Personal information
- Full name: Miikka Oinonen
- Date of birth: 26 May 1983 (age 41)
- Place of birth: Mikkeli, Finland
- Height: 1.85 m (6 ft 1 in)
- Position(s): Striker

Team information
- Current team: Ristiinan Pallo
- Number: 10

Youth career
- –2001: MP

Senior career*
- Years: Team / Apps / (Gls)
- 2001: FC Mikkeli / 11 / (0)
- 2002: Rakuunat / 12 / (1)
- 2003: MiKi
- 2004: MP / 25 / (15)
- 2005: TPS / 8 / (1)
- 2005–2007: KuPS / 57 / (12)
- 2008–2010: MP / 58 / (20)
- 2011: KoRe / 1 / (2)
- 2012: FC–84
- 2013–2015: MiKi / 32 / (24)
- 2016: FC–84 / 3 / (5)
- 2017: Ristiinan / 10 / (7)
- 2017–2018: MP / 24 / (17)
- 2019: Ristiinan / 10 / (19)
- 2019: MP / 5 / (1)
- 2020–: Ristiinan

= Miikka Oinonen =

Finnish footballer (born 1983)

Miikka Oinonen (born 26 May 1983) is a Finnish footballer who plays for Ristiinan Pallo as a striker.

== Club career ==
Miikka Oinonen was youth-trained at Mikkelin Palloilijat. While playing for MP in the Ykkönen in 2004, he scored 14 goals, and was the league's top scorer. This attracted attention from larger clubs, and he joined Turun Palloseura in 2005, allowing him to play in Veikkausliiga for the first time. He found little success with TPS and after only a few months he transferred to another Veikkausliiga club in July 2005, Kuopion Palloseura.
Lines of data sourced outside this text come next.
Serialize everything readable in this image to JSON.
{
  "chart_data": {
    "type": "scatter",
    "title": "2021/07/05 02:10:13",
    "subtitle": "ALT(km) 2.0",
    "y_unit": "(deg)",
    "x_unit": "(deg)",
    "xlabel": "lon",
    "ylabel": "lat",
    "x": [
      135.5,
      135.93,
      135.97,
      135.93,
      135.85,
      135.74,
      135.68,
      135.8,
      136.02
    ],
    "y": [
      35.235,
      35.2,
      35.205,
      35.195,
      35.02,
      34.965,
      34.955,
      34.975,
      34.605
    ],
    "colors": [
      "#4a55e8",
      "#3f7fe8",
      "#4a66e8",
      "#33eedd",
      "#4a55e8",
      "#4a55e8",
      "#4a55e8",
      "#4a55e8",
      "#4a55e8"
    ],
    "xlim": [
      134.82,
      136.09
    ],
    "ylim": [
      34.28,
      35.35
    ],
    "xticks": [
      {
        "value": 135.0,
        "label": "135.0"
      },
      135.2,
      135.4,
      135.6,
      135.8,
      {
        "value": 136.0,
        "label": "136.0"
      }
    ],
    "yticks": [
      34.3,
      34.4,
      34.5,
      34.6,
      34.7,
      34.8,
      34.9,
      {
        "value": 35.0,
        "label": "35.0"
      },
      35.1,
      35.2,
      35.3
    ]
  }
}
With KuPS, he played in the Veikkausliiga for one and a half seasons, appearing in 33 league matches and scoring nine goals. In 2006, Miikka won the Finnish League Cup, scoring both goals in the final against FC KooTeePee and was named the player of the match. The six league goals he scored in the 2006 Veikkausliiga season led the team. However, KuPS was relegated at the end of the season, and nearly went bankrupt. Back in the Ykkönen, Oinonen scored 3 goals in 24 games as KuPS was promoted back to the Veikkausliiga. However, Oinonen would return to MP following the season.

In 2017, Miikka returned to MP and scored 17 goals in 24 matches across the next two seasons, after which he decided to retire. However, by March of the following season, he decided to continue playing, but at a lower level with Ristiinan Pallo in the Kolmonen. After scoring 19 goals in 10 games with Ristiinan, MP decided to bring Oinonen back for one more season, and Oinonen helped MP get promoted from the Kakkonen to the Ykkönen. He then returned to Ristiinan, where he continues to play.